Demander aux étudiants de regarder des vidéos avant le cours n'assure pas qu'ils le fassent ! Du coup, l'impact sur l'apprentissage peut être faible. Il faut trouver des ressorts motivationnels : les questionner pendant le cours et, bien sûr, dire que l'évaluation inclura des questions sur les vidéos. Oui, les vieilles ficelles fonctionnent toujours.
Il est possible de transformer ses cours sans mobiliser le numérique.
Quelles actions mener pour faire évoluer l'institution ?
Souvent portée par des enseignants isolés, la transformation pédagogique dans le supérieur fera tâche d'huile à deux conditions. D'abord, que les directions d'établissement s'y consacrent en priorité. Ensuite, que les maillons intermédiaires soient mobilisés.
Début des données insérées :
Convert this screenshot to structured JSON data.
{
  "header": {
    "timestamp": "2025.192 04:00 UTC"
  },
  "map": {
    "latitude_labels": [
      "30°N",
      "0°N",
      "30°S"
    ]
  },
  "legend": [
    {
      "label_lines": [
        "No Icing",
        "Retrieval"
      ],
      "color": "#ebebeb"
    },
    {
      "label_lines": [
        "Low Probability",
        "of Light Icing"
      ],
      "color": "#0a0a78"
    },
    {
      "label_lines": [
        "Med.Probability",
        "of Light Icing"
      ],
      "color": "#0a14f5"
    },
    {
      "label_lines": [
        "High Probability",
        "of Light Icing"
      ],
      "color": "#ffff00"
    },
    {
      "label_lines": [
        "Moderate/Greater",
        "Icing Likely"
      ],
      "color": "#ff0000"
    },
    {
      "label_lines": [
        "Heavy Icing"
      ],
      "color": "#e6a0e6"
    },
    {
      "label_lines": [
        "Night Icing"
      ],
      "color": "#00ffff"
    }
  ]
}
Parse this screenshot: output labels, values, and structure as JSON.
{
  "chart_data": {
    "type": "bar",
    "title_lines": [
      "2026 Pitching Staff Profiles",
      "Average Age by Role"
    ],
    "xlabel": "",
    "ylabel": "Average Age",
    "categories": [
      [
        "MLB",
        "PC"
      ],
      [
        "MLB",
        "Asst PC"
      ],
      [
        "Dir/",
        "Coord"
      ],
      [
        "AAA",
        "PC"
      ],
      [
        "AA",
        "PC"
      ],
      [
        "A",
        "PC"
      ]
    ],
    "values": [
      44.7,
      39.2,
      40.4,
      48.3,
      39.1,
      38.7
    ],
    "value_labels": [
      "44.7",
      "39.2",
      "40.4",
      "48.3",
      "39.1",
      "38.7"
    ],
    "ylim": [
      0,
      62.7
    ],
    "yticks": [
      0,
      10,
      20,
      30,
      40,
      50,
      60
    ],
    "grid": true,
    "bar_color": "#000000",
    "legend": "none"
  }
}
Il est primordial de travailler avec les directions d'UFR (unités de formation et de recherche) et les responsables de diplôme.
Les cours et leur structuration organisationnelle doivent évoluer ensemble. Comment continuer à penser les heures de cours en CM (cours magistral), TD (travaux dirigés) ou TP (travaux pratiques) quand des enseignants mixent les formules ? Comment imaginer de nouvelles formes d'apprentissage avec le cloisonnement disciplinaire actuel ?
Pour réussir la transformation de l'enseignement dans le supérieur, il ne suffit pas de compter sur des enseignants passionnés d'expérimentation pédagogique, numérique ou pas. Il faut une percolation dans les deux sens, des individus vers les responsables et vice-versa.
Et puis, elle doit s'accompagner d'une réflexion sur la finalité des études à l'université. Quand une enseignante vient me dire qu'elle est déboussolée par "les motivations actuelles des étudiants", je lui demande combien deviendront enseignant-chercheur à leur tour…
Denis Berthiaume est intervenu lors du séminaire de rentrée de Sapiens, le service d'accompagnement pédagogique de l'Université Sorbonne-Paris-Cité.